In most of the examples outlined in this paper, the rates of transformation have been estimated from changes in concentration of a particular compound or, more rarely, changes in the concentration of a precursor molecule or hydrolysis product. Although valuable, our understanding of the rates and pathways of organic P transformations in aquatic ecosystems may benefit from incorporating alternate approaches into study design. One such approach would be the incorporation of stable isotope analysis to track transformation pathways. Radioactive isotopes have been used in biogeochemical research for several decades with some success; however there has been less emphasis on stable isotopes (either at natural abundance or in enriched samples). Carbon (¹²C/¹³C), nitrogen (¹⁴N/¹⁵N), oxygen (¹⁶O/¹⁸O), sulfur (³²S/³⁴S) and hydrogen (¹H/²H) all have stable isotopes that have, or could be used in studying P dynamics. For example, changes in ¹⁸O to ¹⁶O ratios in phosphate have been used to determine the source of P to sediments^[139] and to differentiate between biotic and abiotic cycling of P.^[140] Although those studies focussed on phosphate, similar approaches could be applied to organic P.

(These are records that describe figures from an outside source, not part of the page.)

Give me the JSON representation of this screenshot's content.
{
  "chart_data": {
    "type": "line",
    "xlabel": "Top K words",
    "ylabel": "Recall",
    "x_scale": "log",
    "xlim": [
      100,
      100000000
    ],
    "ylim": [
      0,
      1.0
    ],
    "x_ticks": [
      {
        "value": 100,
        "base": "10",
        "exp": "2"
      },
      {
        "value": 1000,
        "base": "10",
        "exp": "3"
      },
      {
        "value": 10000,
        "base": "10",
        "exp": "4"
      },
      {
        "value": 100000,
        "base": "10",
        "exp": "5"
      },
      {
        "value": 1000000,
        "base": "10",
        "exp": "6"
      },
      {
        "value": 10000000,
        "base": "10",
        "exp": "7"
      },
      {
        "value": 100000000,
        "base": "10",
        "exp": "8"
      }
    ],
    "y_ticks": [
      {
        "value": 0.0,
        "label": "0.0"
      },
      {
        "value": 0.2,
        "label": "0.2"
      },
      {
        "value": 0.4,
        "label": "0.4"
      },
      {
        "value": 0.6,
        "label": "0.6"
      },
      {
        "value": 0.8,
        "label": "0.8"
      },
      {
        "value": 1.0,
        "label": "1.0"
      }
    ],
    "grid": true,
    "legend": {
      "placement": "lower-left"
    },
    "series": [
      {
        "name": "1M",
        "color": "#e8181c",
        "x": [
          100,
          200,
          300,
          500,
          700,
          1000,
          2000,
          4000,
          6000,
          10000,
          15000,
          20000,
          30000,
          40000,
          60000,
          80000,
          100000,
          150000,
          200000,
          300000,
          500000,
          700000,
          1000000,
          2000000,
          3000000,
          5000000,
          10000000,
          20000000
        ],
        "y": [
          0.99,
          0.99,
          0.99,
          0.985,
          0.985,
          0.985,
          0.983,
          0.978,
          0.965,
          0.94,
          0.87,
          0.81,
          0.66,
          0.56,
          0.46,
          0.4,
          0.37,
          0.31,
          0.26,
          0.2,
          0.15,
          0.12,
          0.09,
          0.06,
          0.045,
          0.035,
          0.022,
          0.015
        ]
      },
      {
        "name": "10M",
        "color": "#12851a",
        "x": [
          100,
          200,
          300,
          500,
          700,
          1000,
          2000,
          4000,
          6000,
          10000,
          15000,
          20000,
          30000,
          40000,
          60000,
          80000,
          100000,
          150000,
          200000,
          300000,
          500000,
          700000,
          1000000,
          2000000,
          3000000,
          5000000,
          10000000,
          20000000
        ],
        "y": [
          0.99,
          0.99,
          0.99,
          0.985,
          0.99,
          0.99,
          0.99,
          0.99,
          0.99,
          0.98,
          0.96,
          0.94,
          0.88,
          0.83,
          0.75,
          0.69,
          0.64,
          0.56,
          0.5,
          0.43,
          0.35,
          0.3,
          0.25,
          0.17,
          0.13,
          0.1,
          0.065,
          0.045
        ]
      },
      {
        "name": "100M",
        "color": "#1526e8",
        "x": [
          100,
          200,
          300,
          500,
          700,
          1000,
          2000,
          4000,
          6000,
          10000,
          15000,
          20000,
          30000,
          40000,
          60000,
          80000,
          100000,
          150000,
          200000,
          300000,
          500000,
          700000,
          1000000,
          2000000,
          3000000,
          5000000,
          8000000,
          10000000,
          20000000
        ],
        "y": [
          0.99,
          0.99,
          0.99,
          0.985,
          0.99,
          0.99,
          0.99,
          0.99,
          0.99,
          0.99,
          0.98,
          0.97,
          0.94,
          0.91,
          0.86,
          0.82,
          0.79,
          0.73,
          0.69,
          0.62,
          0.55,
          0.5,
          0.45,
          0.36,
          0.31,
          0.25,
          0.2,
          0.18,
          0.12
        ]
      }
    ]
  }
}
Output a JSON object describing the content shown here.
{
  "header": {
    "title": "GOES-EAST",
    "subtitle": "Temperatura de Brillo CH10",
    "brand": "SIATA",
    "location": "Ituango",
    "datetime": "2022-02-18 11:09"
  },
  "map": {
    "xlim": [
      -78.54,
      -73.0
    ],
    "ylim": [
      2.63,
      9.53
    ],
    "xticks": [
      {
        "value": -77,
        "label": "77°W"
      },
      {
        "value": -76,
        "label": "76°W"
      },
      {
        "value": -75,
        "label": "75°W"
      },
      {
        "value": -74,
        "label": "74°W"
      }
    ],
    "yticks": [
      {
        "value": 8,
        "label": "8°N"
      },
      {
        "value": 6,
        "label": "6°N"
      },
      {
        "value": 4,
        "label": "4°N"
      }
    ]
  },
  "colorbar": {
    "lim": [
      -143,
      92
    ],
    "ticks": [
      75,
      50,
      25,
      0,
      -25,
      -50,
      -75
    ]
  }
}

Our understanding of organic P dynamics in aquatic ecosystems can also be expanded by embracing recent advances in ecosystem genomics; metatranscriptomics in particular has already shown promise in exploring organic P dynamics in an oligotrophic mountain lake.^[141] Metatranscriptomics sequences the genes expressed within natural communities and allows an exploration of the pattern of gene expression and therefore, the pattern of transformation regulated by those genes.^[142]

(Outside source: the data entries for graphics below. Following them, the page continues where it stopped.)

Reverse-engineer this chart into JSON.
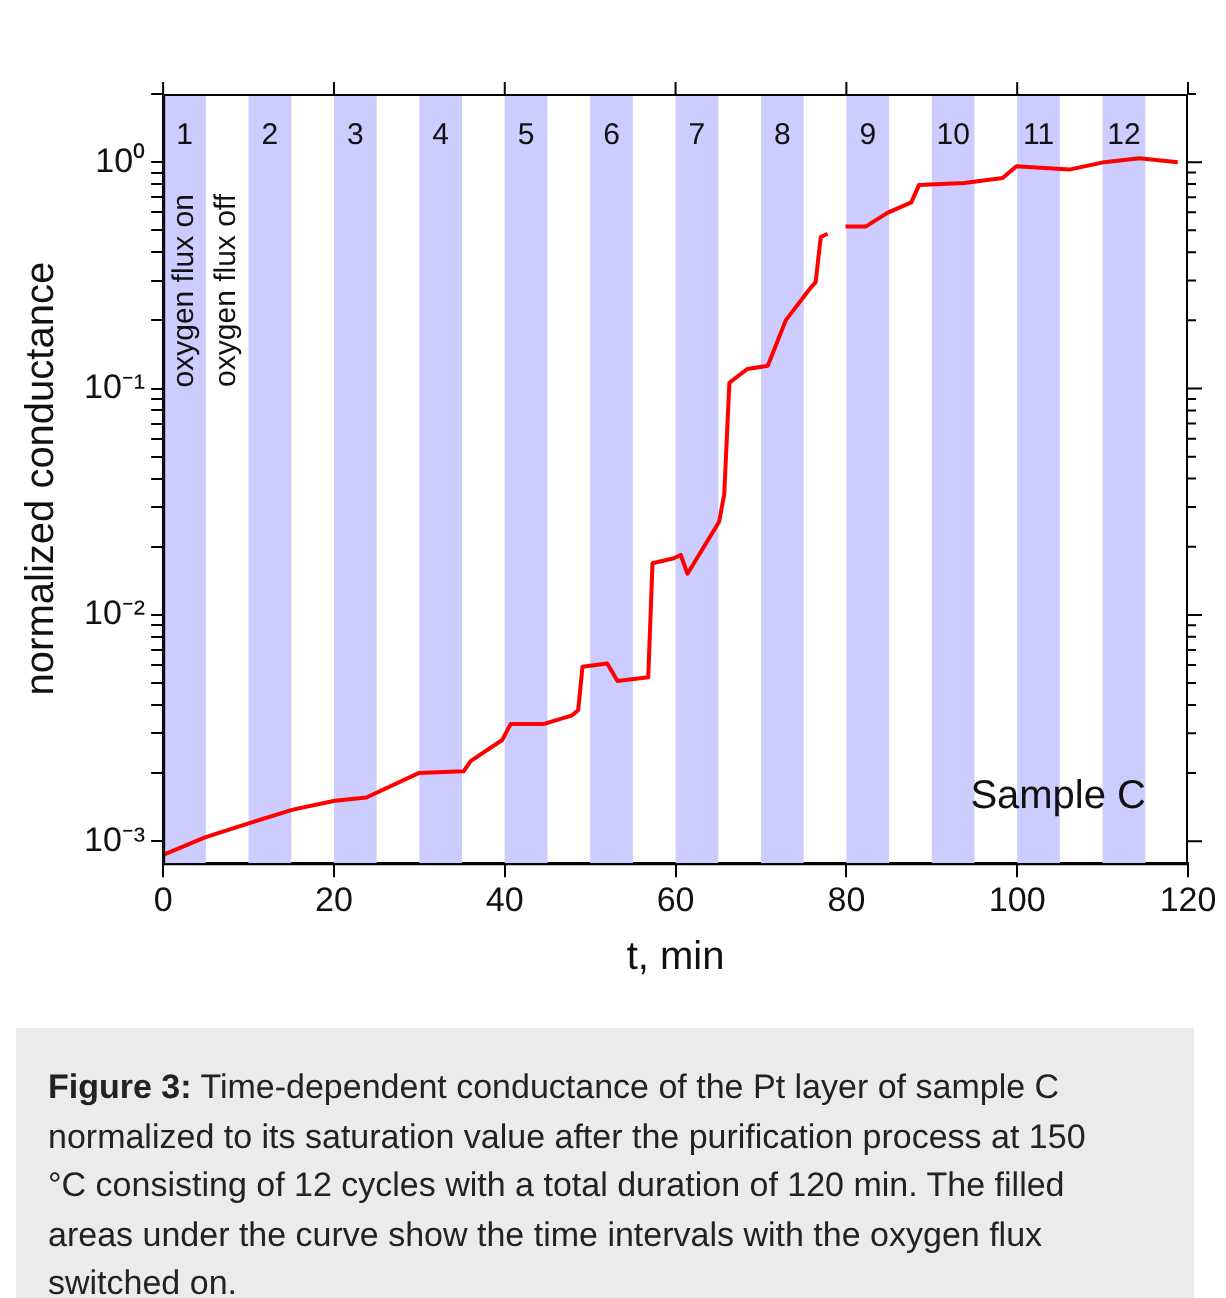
{
  "chart_data": {
    "type": "line",
    "xlabel": "t, min",
    "ylabel": "normalized conductance",
    "x": [
      0,
      4.9,
      10,
      15.2,
      20.1,
      23.8,
      29.9,
      35.2,
      36,
      39.7,
      40.7,
      44.6,
      47.9,
      48.6,
      49.1,
      52,
      53.2,
      56.8,
      57.3,
      59.8,
      60.6,
      61.4,
      65.1,
      65.7,
      66.3,
      68.4,
      70.8,
      72.9,
      75.7,
      76.4,
      77,
      77.8,
      79,
      79.9,
      82.3,
      84.8,
      87.6,
      88.5,
      93.8,
      98.3,
      99.9,
      106.1,
      110.2,
      114.3,
      118.8
    ],
    "series": [
      {
        "color": "#ff0000",
        "values": [
          0.00087,
          0.00104,
          0.0012,
          0.00138,
          0.00151,
          0.00156,
          0.002,
          0.00204,
          0.00226,
          0.0028,
          0.0033,
          0.0033,
          0.0036,
          0.0038,
          0.0059,
          0.0061,
          0.0051,
          0.0053,
          0.0169,
          0.0178,
          0.0184,
          0.0152,
          0.0258,
          0.0342,
          0.106,
          0.122,
          0.126,
          0.2,
          0.275,
          0.295,
          0.467,
          0.483,
          null,
          0.519,
          0.52,
          0.597,
          0.664,
          0.792,
          0.809,
          0.851,
          0.96,
          0.927,
          1.0,
          1.04,
          1.0
        ]
      }
    ],
    "log": "y",
    "xlim": [
      0,
      120
    ],
    "xticks": [
      0,
      20,
      40,
      60,
      80,
      100,
      120
    ],
    "ylim": [
      0.0008,
      2
    ],
    "yticks": [
      {
        "value": 0.001,
        "label": "10⁻³"
      },
      {
        "value": 0.002,
        "label": null
      },
      {
        "value": 0.003,
        "label": null
      },
      {
        "value": 0.004,
        "label": null
      },
      {
        "value": 0.005,
        "label": null
      },
      {
        "value": 0.006,
        "label": null
      },
      {
        "value": 0.007,
        "label": null
      },
      {
        "value": 0.008,
        "label": null
      },
      {
        "value": 0.009,
        "label": null
      },
      {
        "value": 0.01,
        "label": "10⁻²"
      },
      {
        "value": 0.02,
        "label": null
      },
      {
        "value": 0.03,
        "label": null
      },
      {
        "value": 0.04,
        "label": null
      },
      {
        "value": 0.05,
        "label": null
      },
      {
        "value": 0.06,
        "label": null
      },
      {
        "value": 0.07,
        "label": null
      },
      {
        "value": 0.08,
        "label": null
      },
      {
        "value": 0.09,
        "label": null
      },
      {
        "value": 0.1,
        "label": "10⁻¹"
      },
      {
        "value": 0.2,
        "label": null
      },
      {
        "value": 0.3,
        "label": null
      },
      {
        "value": 0.4,
        "label": null
      },
      {
        "value": 0.5,
        "label": null
      },
      {
        "value": 0.6,
        "label": null
      },
      {
        "value": 0.7,
        "label": null
      },
      {
        "value": 0.8,
        "label": null
      },
      {
        "value": 0.9,
        "label": null
      },
      {
        "value": 1,
        "label": "10⁰"
      },
      {
        "value": 2,
        "label": null
      }
    ],
    "grid": false,
    "legend": false,
    "marker": "none",
    "line_style": "solid",
    "bands": [
      {
        "axis": "x",
        "from": 0,
        "to": 5,
        "label": "1",
        "color": "#ccccff"
      },
      {
        "axis": "x",
        "from": 10,
        "to": 15,
        "label": "2",
        "color": "#ccccff"
      },
      {
        "axis": "x",
        "from": 20,
        "to": 25,
        "label": "3",
        "color": "#ccccff"
      },
      {
        "axis": "x",
        "from": 30,
        "to": 35,
        "label": "4",
        "color": "#ccccff"
      },
      {
        "axis": "x",
        "from": 40,
        "to": 45,
        "label": "5",
        "color": "#ccccff"
      },
      {
        "axis": "x",
        "from": 50,
        "to": 55,
        "label": "6",
        "color": "#ccccff"
      },
      {
        "axis": "x",
        "from": 60,
        "to": 65,
        "label": "7",
        "color": "#ccccff"
      },
      {
        "axis": "x",
        "from": 70,
        "to": 75,
        "label": "8",
        "color": "#ccccff"
      },
      {
        "axis": "x",
        "from": 80,
        "to": 85,
        "label": "9",
        "color": "#ccccff"
      },
      {
        "axis": "x",
        "from": 90,
        "to": 95,
        "label": "10",
        "color": "#ccccff"
      },
      {
        "axis": "x",
        "from": 100,
        "to": 105,
        "label": "11",
        "color": "#ccccff"
      },
      {
        "axis": "x",
        "from": 110,
        "to": 115,
        "label": "12",
        "color": "#ccccff"
      }
    ],
    "annotations": [
      "oxygen flux on",
      "oxygen flux off",
      "Sample C",
      "Figure 3: Time-dependent conductance of the Pt layer of sample C normalized to its saturation value after the purification process at 150 °C consisting of 12 cycles with a total duration of 120 min. The filled areas under the curve show the time intervals with the oxygen flux switched on."
    ]
  }
}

In an insightful discussion on microbial turnover of organic P in aquatic environments Heath^[63] made the observation that most studies in this area had a focus on organic P as a source of P, particularly to fuel P-limited phytoplanktonic growth; what he termed the ‘phosphorus-limited planktonic view’. He argued that this limited our appreciation and understanding of the role organic P can play in aquatic environments. For example he argues persuasively that organic P is probably equally important as a source of carbon to aquatic bacteria. Carbon has been shown to limit microbial activity in aquatic environments^[143] and therefore it is possible that bacterial exoenzyme production is as much about procuring C as it is about procuring P, often with synergistic effects. Heath also suggests there may be other roles organic P can play in the aquatic environment – e.g. the informational role of cAMP,^[63] or as has been subsequently been shown, the role that DNA plays in biofilm formation. Indeed, apart from being a source or sink for P, this review clearly indicates that other ecological functions for organic P are rarely acknowledged. Therefore, although it is clear organic P can be an important source of P for aquatic organisms, other roles in the functioning of ecosystems shouldn’t be ignored.

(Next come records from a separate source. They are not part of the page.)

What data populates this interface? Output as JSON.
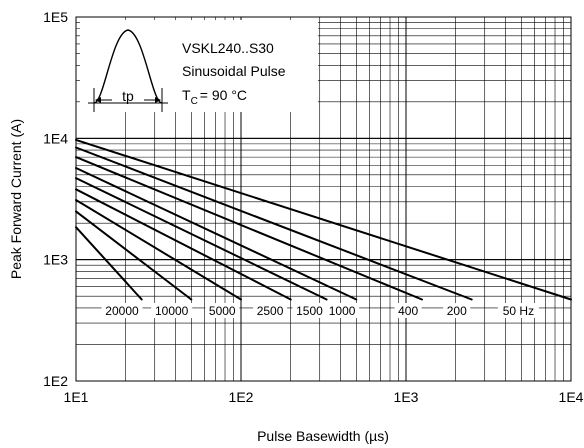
{
  "chart_data": {
    "type": "line",
    "xlabel": "Pulse Basewidth (µs)",
    "ylabel": "Peak Forward Current (A)",
    "x_scale": "log",
    "y_scale": "log",
    "xlim": [
      10,
      10000
    ],
    "ylim": [
      100,
      100000
    ],
    "x_ticks": [
      {
        "value": 10,
        "label": "1E1"
      },
      {
        "value": 100,
        "label": "1E2"
      },
      {
        "value": 1000,
        "label": "1E3"
      },
      {
        "value": 10000,
        "label": "1E4"
      }
    ],
    "y_ticks": [
      {
        "value": 100,
        "label": "1E2"
      },
      {
        "value": 1000,
        "label": "1E3"
      },
      {
        "value": 10000,
        "label": "1E4"
      },
      {
        "value": 100000,
        "label": "1E5"
      }
    ],
    "grid": true,
    "annotation": {
      "device": "VSKL240..S30",
      "waveform": "Sinusoidal Pulse",
      "tc_prefix": "T",
      "tc_sub": "C",
      "tc_value": "= 90 °C",
      "pulse_label": "tp"
    },
    "series": [
      {
        "name": "20000",
        "x": [
          10,
          25
        ],
        "y": [
          1850,
          470
        ],
        "label_x": 19
      },
      {
        "name": "10000",
        "x": [
          10,
          50
        ],
        "y": [
          2500,
          470
        ],
        "label_x": 38
      },
      {
        "name": "5000",
        "x": [
          10,
          100
        ],
        "y": [
          3100,
          470
        ],
        "label_x": 77
      },
      {
        "name": "2500",
        "x": [
          10,
          200
        ],
        "y": [
          3800,
          470
        ],
        "label_x": 150
      },
      {
        "name": "1500",
        "x": [
          10,
          330
        ],
        "y": [
          4700,
          470
        ],
        "label_x": 260
      },
      {
        "name": "1000",
        "x": [
          10,
          500
        ],
        "y": [
          5700,
          470
        ],
        "label_x": 410
      },
      {
        "name": "400",
        "x": [
          10,
          1250
        ],
        "y": [
          7000,
          470
        ],
        "label_x": 1030
      },
      {
        "name": "200",
        "x": [
          10,
          2500
        ],
        "y": [
          8400,
          470
        ],
        "label_x": 2030
      },
      {
        "name": "50 Hz",
        "x": [
          10,
          10000
        ],
        "y": [
          9700,
          470
        ],
        "label_x": 4800
      }
    ],
    "label_y": 350
  }
}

Organic P represents a substantial pool of phosphorus in aquatic ecosystems and many species are not recalcitrant but undergo dynamic transformations. Hence some organic P species are important in P cycling globally. Organic P species may also play other functional roles in the ecology of aquatic ecosystems – e.g. as a source of carbon to microbiota, involved in the establishment of biofilms or as signalling chemicals for quorum sensing. However, our understanding of organic P in the aquatic environment has only advanced by abandoning operational definitions of organic P and moving towards techniques that identify specific compounds. Although there has been an increasing reliance on specific technology, particularly ³¹ P NMR spectroscopy, because there are other approaches that can be used, access to high end instrumentation shouldn’t be seen as an impediment to researching new aspects of organic P dynamics in aquatic ecosystems.